I know I will never forget each and every kindness, act of love and charity that has been bestowed upon me.  It has touched  my heart and soul, has helped heal me, and added years to my life.   I am eternally grateful for the people God sent to love me.  I hope and pray I will never again say casually to someone, “call me if you need me” but simply do something for them in their hour of need.

So now we have to address the few who run for the hills never to return.  The biggest thing I have learned are these relationships are a painful but a necessary loss.   The more I am able to think about it in an objective fashion without hurt and anger, I realize it is precisely these relationships that were draining me and not life giving anyway.  Cancer just brought clairity to these relationships.   If I am really honest with myself, I was doing the majority of the giving.     I was being used in feeding their needs, but they had no desire to reciprocate.  The relationships were not healthy ones.  But it still hurts, and it still causes much anger and resentment.

So how do I move past this?   Well, I haven’t gotten to this point yet, but I definitely need to speak the fact that their “running for the hills” hurt me.   I don’t have any room in my life for the hill runners, and there are more than one, but I have a desire to speak the truth to them with love.    I need to address it with them in a healthy way for me, cut the ties, and end the pattern of the relationship.  I need to say directly:  “I felt totally unsupported by you during the worst time of my life.  It deeply hurt me and caused me great pain and anguish.”   If they make excuses, I will have the facts to support my claim.   But I am not going to expend alot of energy with them or turn it into a big drama session.   They chose to speak their truth to me by their choices.

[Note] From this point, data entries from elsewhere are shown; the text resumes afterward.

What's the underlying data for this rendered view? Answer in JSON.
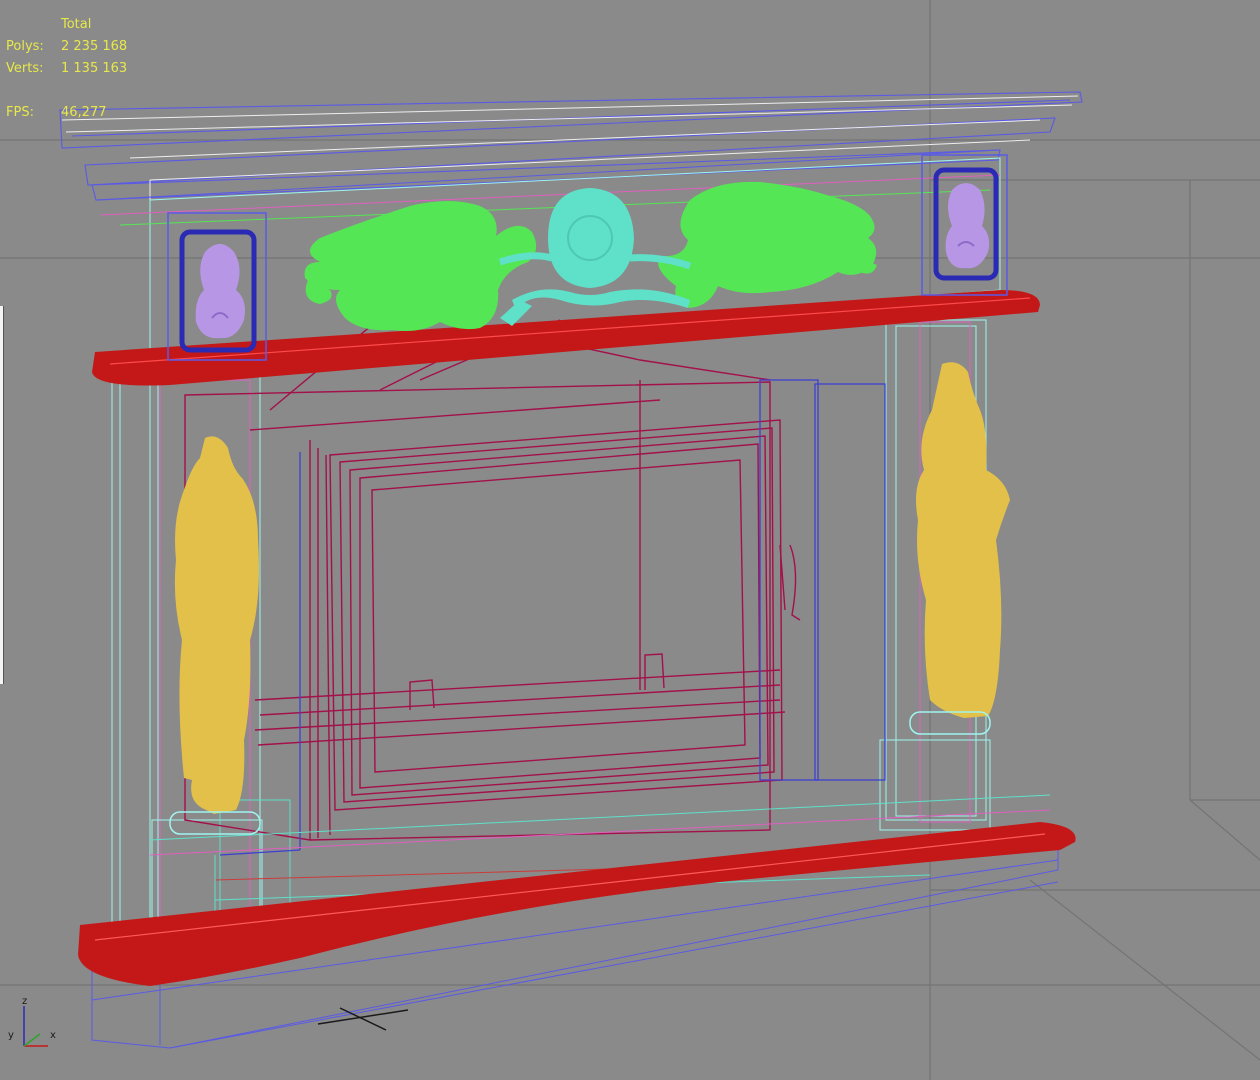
{
  "stats": {
    "header": "Total",
    "polys_label": "Polys:",
    "polys_value": "2 235 168",
    "verts_label": "Verts:",
    "verts_value": "1 135 163",
    "fps_label": "FPS:",
    "fps_value": "46,277"
  },
  "axis": {
    "z_label": "z",
    "y_label": "y",
    "x_label": "x"
  },
  "colors": {
    "background": "#8a8a8a",
    "grid": "#747474",
    "stats_text": "#e8e84a",
    "wire_blue": "#5a5ae6",
    "wire_cyan": "#9ff5ef",
    "wire_crimson": "#a3104a",
    "wire_pink": "#e060c0",
    "hearth_red": "#c41818",
    "carving_green": "#55e655",
    "medallion_teal": "#5fe0c8",
    "figure_yellow": "#e3c04a",
    "mask_lavender": "#b896e6",
    "frame_navy": "#2a2ab4"
  }
}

I was particularly sensitive to these hurtful relationships during Adriamyacin Chemotherapy as I felt so needy and was so sick.   It also taught me that when you have so little energy to give, it is far easier to see where you were giving your energy in unhealthy ways before diagnosis.   I don’t want to do this any longer.

So I am trying to celebrate the old friends who were there for me in huge ways, the new and renewed friends I have made, and even celebrate the lost friends because those relationships weren’t healthy for me anyway.  I believe I have worked through the anger and will come out of this much healthier than when I went into it physically, spiritually, and emotionally.